PUBLIC JUSTICE WINS SETTLEMENT WITH WFS FINANCIAL OVER ILLEGAL NOTICES FOR REPOSSESSED CARS; OVER $34 MILLION IN CONSUMER DEBT TO BE FORGIVEN
Under the terms of a settlement achieved by Public Justice, WFS Financial will forgive more than $34 million in debts and refund money to people who made payments on repossessed cars on the basis of misleading and incomplete notices.
Public Justice filed a petition for review with the California Supreme Court in De la Cruz v. WFS Financial, after a state appeals court ruled that federal regulations preempted California’s state consumer protection law – the Rees-Levering Act – which requires that notices relating to repossessions be accurate and include certain information.

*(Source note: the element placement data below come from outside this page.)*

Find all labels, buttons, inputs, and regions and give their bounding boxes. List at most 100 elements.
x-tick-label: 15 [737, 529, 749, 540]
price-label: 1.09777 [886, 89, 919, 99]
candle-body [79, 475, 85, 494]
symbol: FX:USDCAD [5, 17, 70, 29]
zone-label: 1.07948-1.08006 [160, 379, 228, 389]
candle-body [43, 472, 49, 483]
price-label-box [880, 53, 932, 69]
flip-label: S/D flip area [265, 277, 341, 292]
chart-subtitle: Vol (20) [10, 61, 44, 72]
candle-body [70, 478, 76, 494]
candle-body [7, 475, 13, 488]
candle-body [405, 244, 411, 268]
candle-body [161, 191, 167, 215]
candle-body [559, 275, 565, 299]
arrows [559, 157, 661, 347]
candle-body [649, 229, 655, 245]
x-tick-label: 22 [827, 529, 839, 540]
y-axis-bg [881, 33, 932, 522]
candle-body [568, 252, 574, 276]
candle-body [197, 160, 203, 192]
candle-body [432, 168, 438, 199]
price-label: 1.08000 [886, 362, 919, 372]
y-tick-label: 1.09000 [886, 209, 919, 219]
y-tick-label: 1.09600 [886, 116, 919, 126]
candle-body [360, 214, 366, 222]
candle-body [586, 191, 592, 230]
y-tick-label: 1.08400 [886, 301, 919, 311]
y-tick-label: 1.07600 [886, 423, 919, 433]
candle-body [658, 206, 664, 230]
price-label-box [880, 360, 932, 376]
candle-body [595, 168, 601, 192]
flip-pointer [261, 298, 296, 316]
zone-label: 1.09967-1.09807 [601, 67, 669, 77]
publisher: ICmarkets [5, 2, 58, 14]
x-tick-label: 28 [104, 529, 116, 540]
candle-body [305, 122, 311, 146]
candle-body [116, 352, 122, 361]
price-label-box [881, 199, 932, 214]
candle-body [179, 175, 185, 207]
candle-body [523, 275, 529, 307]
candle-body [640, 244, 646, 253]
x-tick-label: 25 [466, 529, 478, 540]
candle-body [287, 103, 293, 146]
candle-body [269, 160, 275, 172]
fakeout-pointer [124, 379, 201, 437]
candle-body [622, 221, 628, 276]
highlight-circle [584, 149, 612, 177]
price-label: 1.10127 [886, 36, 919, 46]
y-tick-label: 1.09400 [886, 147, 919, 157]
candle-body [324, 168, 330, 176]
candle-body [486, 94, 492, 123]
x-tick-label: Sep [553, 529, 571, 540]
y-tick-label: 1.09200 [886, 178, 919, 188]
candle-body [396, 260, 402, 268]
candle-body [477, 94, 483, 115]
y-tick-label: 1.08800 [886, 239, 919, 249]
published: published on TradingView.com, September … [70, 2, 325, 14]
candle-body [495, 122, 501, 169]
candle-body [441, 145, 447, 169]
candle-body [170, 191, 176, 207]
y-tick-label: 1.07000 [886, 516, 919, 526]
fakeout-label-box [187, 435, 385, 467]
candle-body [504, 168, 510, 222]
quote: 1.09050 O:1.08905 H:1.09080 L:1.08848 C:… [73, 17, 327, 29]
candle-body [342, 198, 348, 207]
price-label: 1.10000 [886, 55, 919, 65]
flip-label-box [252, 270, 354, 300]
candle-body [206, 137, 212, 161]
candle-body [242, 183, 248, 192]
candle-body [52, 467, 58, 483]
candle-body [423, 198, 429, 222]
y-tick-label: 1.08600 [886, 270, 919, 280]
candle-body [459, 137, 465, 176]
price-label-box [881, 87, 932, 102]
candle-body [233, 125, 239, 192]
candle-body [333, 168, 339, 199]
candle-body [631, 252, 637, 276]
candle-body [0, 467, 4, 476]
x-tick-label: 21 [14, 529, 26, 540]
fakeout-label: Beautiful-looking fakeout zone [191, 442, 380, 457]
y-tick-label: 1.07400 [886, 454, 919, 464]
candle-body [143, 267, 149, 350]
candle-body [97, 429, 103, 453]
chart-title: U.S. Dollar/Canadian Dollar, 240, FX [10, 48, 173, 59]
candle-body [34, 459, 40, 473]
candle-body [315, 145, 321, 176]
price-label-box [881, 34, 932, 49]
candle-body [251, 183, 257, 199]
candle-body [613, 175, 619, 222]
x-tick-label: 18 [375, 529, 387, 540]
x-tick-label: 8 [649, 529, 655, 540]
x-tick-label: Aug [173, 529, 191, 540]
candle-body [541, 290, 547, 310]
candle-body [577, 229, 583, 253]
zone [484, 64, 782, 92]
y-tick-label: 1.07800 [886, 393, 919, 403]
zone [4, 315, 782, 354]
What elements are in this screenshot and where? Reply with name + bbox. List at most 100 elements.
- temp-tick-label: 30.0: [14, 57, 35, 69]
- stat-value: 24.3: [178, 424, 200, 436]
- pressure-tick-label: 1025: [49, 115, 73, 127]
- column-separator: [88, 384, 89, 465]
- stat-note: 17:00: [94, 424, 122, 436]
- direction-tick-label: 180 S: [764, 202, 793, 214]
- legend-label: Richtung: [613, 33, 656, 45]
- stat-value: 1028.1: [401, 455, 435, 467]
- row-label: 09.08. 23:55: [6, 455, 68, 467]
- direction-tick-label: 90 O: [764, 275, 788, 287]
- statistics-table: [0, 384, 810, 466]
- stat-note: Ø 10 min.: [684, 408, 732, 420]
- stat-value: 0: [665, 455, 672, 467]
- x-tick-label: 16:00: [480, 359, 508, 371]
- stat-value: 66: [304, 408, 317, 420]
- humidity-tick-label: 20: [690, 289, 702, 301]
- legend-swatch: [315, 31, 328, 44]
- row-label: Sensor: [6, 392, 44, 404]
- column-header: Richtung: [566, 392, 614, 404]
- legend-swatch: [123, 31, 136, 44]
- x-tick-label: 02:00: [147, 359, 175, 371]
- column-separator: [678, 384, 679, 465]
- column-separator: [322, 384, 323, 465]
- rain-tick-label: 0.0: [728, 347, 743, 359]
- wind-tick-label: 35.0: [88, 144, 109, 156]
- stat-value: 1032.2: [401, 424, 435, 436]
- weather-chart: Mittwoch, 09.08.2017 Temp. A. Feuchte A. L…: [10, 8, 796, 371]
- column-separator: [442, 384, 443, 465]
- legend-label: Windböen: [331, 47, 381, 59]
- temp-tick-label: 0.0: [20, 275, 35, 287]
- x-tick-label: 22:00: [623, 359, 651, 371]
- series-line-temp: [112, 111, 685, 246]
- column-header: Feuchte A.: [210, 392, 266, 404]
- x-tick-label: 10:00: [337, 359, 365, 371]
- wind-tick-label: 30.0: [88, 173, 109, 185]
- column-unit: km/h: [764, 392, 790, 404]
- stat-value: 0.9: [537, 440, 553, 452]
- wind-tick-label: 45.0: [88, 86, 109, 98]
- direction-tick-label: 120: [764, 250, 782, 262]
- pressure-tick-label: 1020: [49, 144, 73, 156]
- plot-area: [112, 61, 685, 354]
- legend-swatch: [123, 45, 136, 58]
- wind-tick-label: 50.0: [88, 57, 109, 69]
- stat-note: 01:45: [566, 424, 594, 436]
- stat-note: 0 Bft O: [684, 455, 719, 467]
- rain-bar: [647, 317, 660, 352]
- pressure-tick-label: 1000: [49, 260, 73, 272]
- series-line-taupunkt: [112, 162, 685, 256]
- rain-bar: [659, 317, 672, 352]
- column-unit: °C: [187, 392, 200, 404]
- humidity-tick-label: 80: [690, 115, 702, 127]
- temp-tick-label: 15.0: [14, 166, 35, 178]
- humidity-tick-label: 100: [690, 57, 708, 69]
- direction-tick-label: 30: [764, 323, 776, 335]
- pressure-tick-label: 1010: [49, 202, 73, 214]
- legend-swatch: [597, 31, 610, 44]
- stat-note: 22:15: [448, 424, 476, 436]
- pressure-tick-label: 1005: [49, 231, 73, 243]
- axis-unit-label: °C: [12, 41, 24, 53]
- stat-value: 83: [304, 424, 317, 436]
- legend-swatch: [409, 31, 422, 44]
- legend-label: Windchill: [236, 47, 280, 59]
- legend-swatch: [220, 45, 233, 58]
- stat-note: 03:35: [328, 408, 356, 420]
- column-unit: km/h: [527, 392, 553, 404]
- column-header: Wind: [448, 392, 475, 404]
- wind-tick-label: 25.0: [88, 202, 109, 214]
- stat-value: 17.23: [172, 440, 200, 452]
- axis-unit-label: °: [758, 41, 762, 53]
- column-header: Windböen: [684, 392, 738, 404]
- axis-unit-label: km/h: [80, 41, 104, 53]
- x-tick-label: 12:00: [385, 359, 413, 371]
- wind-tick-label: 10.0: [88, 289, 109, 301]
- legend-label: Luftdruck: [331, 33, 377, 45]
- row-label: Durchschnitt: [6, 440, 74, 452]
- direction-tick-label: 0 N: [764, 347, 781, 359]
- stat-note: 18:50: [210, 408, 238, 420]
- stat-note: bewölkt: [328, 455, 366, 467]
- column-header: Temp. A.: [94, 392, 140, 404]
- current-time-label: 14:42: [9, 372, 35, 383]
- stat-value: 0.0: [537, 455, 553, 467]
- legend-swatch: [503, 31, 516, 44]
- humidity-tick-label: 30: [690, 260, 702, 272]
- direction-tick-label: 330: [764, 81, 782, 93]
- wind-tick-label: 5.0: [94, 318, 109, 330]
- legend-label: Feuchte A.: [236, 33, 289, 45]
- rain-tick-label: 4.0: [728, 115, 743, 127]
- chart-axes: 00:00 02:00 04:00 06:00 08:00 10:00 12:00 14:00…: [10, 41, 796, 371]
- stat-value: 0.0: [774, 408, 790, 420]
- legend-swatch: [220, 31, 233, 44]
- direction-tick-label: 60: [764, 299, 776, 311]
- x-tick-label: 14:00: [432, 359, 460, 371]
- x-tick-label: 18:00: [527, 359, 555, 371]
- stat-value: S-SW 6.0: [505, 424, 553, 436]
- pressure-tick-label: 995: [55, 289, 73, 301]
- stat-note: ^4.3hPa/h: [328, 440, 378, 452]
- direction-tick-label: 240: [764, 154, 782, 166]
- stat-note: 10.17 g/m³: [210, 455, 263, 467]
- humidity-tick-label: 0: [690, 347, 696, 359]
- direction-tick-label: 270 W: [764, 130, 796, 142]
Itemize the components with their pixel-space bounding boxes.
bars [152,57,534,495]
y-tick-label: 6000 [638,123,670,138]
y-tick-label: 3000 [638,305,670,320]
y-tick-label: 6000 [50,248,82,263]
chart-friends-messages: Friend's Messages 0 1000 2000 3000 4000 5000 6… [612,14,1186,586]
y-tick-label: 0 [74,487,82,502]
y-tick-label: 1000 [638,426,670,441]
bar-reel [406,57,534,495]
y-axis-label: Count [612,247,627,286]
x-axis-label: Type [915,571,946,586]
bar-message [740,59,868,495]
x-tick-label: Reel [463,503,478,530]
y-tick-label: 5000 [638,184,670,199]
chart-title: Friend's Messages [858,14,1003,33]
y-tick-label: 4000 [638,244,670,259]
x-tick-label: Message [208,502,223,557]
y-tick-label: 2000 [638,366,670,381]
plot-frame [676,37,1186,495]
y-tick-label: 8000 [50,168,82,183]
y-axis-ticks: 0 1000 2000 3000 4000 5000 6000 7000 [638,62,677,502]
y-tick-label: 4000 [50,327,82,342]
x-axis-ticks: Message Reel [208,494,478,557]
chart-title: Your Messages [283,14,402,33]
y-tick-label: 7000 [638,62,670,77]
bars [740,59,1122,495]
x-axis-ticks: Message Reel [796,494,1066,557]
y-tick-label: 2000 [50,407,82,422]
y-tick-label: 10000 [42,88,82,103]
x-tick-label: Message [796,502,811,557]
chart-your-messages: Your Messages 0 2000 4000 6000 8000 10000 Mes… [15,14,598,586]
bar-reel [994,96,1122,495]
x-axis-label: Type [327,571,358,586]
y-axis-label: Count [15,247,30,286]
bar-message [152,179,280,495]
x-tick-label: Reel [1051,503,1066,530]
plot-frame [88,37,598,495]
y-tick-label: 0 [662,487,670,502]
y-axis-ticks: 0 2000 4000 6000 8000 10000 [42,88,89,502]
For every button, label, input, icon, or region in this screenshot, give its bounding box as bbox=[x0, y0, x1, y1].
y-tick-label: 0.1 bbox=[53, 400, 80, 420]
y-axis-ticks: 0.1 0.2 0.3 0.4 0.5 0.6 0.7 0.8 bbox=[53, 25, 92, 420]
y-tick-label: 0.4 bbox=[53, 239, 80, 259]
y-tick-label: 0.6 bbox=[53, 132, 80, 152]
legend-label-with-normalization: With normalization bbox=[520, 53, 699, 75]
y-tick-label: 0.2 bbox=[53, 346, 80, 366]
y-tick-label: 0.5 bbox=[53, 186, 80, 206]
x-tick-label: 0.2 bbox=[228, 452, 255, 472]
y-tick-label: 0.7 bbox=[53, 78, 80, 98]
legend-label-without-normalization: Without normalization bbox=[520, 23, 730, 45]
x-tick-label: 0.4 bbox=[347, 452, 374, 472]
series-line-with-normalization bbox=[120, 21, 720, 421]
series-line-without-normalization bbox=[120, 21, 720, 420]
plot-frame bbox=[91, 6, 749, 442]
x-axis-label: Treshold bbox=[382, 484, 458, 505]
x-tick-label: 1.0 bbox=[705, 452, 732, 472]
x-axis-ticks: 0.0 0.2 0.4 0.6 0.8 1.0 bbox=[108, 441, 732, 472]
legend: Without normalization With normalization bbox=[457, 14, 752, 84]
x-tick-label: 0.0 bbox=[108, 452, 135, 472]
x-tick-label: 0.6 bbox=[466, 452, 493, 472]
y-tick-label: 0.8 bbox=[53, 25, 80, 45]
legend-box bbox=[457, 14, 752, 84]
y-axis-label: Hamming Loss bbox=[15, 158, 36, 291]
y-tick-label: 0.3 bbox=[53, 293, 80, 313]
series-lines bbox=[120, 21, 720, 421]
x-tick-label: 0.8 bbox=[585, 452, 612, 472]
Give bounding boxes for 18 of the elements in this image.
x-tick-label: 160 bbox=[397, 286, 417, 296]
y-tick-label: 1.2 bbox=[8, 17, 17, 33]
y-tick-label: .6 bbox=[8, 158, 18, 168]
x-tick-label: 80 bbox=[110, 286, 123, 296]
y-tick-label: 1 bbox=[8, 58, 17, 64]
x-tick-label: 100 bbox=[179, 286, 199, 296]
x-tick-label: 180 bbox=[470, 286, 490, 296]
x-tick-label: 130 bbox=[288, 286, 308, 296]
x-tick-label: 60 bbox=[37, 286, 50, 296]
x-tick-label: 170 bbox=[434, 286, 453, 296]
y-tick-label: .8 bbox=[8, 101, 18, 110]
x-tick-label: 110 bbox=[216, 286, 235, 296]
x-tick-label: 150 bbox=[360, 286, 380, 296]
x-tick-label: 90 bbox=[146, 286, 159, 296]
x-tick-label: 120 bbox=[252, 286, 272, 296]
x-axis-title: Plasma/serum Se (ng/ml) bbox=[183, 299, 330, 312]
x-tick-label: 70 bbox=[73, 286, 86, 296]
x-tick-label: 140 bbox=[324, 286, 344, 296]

When the state Supreme Court agreed to hear the case, WFS settled the matter.
“We have erased tens of millions of dollars in debts that should never have been held against our clients,” said lead counsel Carol Brewer of Kemnitzer Anderson Ogilvie & Baron in San Francisco. “We have ensured that this negative information will be cleared from our clients’ credit reports.”
“This is a situation where a corporation wanted to wipe away state law and replace it with nothing whatsoever,” said co-counsel F. Paul Bland, Jr. of Public Justice. “If the California Supreme Court had not vacated the Court of Appeals’ decision, federal savings thrifts would have been be free to make deceptive statements, conduct phony or unreasonable sales of repossessed cars, or engage in other otherwise illegal conduct, unfettered by any legal regime.”
The proposed settlement will shortly be submitted to a California trial court and, assuming that the Court approves the settlement, consumers should receive their compensatory and injunctive relief by year-end.
In addition to Bland and Brewer, counsel in the case also include Andrew Ogilvie of the Kemnitzer firm, and Public Justice’s Brayton-Baron Fellow, Leslie Bailey.